Certes un peu long votre exposé mais très vrai. Tout comme vous je suis persuadé qu'une page de la vie politique vient ou est entrain de tourner. malheureusement je ne suis pas sûr que nos politiques, à tous les niveaux, le comprennent. Ils misent toujours sur une démobilisation de ce mouvement social qui, s'il a ses débordements comme toute manifestation publique, tend à se structurer pour garder les éléments sensés et déterminés.
le Pouvoir, par l'entremise d'une certaine presse "aux ordres" a tenté de décrédibiliser ce mouvement pourtant bien prévisible. Fallait-il être peu proche des citoyens "lambda" pour ne pas le voir venir. C'est bien ce qui a mis élus et syndicalistes de tous bords dans le "fénoir". La distanciation qu'ils s'appliquent à mettre entre eux et Nous (les sans dents) mais qui sont devenus les cent dents les a, pour de bon, complétement mis hors jeu. Si aujourd'hui ils ressortent la tête de l'eau, qu'ils ne croient pas que la partie est finie. Girardin nous a roulés dans la farine avec ses promesses de gascon. mais se faisant elle a commis une grossière erreur car la motivation des GJ mais au-delà des Citoyens qui ont rejoint le mouvement dans le travail structurant et de concertation ne fait que se renforcer et les actions à venir seront mieux ciblées pour s'adjoindre la sympathie de tous les Réunionnais, tout en nuisant au système.
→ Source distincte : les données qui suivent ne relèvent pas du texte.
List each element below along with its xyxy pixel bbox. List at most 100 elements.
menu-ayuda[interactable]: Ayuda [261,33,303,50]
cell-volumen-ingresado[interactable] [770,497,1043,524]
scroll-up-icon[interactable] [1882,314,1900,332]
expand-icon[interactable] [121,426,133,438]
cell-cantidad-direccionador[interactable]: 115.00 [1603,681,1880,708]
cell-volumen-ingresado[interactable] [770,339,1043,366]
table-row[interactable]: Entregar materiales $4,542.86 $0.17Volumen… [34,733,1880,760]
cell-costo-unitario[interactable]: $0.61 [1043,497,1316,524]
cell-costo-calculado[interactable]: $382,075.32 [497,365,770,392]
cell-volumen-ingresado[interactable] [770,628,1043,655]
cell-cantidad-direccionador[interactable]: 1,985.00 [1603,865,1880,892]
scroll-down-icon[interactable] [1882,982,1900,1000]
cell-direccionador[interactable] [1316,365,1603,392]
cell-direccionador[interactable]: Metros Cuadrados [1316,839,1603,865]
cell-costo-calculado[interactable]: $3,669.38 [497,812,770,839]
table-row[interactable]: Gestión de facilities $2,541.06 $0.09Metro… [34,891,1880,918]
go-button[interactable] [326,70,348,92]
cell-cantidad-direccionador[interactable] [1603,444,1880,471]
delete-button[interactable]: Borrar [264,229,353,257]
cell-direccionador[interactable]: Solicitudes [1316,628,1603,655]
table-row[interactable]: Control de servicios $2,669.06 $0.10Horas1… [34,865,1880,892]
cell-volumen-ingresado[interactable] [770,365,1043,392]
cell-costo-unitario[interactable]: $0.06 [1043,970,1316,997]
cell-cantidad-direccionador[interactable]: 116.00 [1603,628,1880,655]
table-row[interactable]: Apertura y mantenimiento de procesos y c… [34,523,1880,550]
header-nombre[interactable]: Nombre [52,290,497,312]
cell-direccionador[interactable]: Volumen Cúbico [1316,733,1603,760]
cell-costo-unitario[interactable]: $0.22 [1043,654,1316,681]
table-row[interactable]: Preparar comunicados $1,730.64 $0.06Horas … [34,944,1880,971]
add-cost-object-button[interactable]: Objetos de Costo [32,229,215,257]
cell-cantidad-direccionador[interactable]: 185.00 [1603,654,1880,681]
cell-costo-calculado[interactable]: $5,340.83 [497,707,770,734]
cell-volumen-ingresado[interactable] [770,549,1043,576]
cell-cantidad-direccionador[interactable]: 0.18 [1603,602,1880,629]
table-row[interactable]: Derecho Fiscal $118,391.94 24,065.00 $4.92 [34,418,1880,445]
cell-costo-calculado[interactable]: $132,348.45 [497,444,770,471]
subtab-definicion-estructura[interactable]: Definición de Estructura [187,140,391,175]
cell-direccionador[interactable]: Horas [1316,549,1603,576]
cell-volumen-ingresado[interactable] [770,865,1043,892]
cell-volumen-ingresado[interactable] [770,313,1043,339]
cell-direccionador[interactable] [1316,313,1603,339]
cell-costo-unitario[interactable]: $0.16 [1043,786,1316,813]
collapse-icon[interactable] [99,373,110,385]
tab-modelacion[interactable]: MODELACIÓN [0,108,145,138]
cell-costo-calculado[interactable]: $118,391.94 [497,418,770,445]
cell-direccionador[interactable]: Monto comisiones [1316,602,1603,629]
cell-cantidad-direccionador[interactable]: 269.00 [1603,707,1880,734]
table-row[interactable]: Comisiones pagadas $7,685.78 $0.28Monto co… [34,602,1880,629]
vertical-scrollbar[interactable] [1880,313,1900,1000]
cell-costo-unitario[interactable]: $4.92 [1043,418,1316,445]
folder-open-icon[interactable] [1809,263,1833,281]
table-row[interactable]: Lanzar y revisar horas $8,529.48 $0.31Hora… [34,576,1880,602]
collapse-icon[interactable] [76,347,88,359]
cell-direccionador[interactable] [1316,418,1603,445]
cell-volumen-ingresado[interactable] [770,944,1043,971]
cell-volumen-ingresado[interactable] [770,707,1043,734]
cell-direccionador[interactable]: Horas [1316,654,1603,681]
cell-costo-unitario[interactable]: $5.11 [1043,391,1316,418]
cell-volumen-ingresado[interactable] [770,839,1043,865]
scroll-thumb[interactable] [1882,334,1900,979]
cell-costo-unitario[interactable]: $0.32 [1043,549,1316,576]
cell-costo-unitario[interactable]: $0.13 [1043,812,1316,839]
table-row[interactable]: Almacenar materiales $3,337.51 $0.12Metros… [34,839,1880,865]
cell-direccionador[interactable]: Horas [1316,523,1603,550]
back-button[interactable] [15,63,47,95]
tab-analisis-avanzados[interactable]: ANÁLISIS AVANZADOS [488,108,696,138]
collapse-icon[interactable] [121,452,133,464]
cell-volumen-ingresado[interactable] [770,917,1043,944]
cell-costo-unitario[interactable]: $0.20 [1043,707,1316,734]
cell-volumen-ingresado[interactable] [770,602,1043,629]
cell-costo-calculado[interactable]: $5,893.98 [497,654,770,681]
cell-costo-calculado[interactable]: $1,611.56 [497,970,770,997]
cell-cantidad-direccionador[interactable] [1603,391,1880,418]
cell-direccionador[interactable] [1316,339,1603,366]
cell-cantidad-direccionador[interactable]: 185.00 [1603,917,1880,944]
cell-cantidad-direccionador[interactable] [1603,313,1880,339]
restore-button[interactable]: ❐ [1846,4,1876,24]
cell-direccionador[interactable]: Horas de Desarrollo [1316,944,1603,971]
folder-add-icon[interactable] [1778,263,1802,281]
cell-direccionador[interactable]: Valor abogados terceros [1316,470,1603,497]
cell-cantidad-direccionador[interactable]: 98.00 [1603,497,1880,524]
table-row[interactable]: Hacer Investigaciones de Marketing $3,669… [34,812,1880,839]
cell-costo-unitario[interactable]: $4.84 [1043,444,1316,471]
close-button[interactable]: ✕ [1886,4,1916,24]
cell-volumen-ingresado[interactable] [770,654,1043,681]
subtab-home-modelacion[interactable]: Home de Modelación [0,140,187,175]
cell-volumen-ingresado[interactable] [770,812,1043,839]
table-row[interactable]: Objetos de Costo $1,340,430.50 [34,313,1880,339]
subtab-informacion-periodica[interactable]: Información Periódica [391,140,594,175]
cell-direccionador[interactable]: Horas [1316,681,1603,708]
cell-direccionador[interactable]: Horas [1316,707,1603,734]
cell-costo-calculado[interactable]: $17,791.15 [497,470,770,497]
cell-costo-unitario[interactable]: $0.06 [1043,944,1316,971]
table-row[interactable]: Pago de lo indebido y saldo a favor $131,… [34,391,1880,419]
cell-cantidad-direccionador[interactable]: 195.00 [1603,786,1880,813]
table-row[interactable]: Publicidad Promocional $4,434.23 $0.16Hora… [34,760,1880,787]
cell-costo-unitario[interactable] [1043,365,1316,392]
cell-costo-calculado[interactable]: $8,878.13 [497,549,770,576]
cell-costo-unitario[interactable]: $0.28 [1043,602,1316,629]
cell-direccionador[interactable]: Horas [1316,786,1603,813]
2.Posté par A mon avis le 21/01/2019 21:03

Un point de vue intéressant sur "le grand débat"

https://www.franceinter.fr/emissions/l-invite-de-8h20-le-grand-entretien/l-invite-de-8h20-le-grand-entretien-18-janvier-2019

Bruno Latour, sociologue, sur le mouvement des Gilets Jaunes : “On a pour la première fois un mouvement social sur le lien entre écologie et injustice sociale”
Le sociologue explique aussi avoir déjà fait, depuis trois ans, "plusieurs cahiers de doléance dans plusieurs villages de ma petite région" et y voit "une occasion formidable pour essayer de tirer parti de cette crise".

Bruno Latour parle d'une situation nouvelle : "Ni notre gouvernement n'est capable d'écouter ce qui se passe, ni les 'gilets jaunes' ne savent ce qu'ils veulent : on a une incertitude quand à la politique, liée à une crise de sol."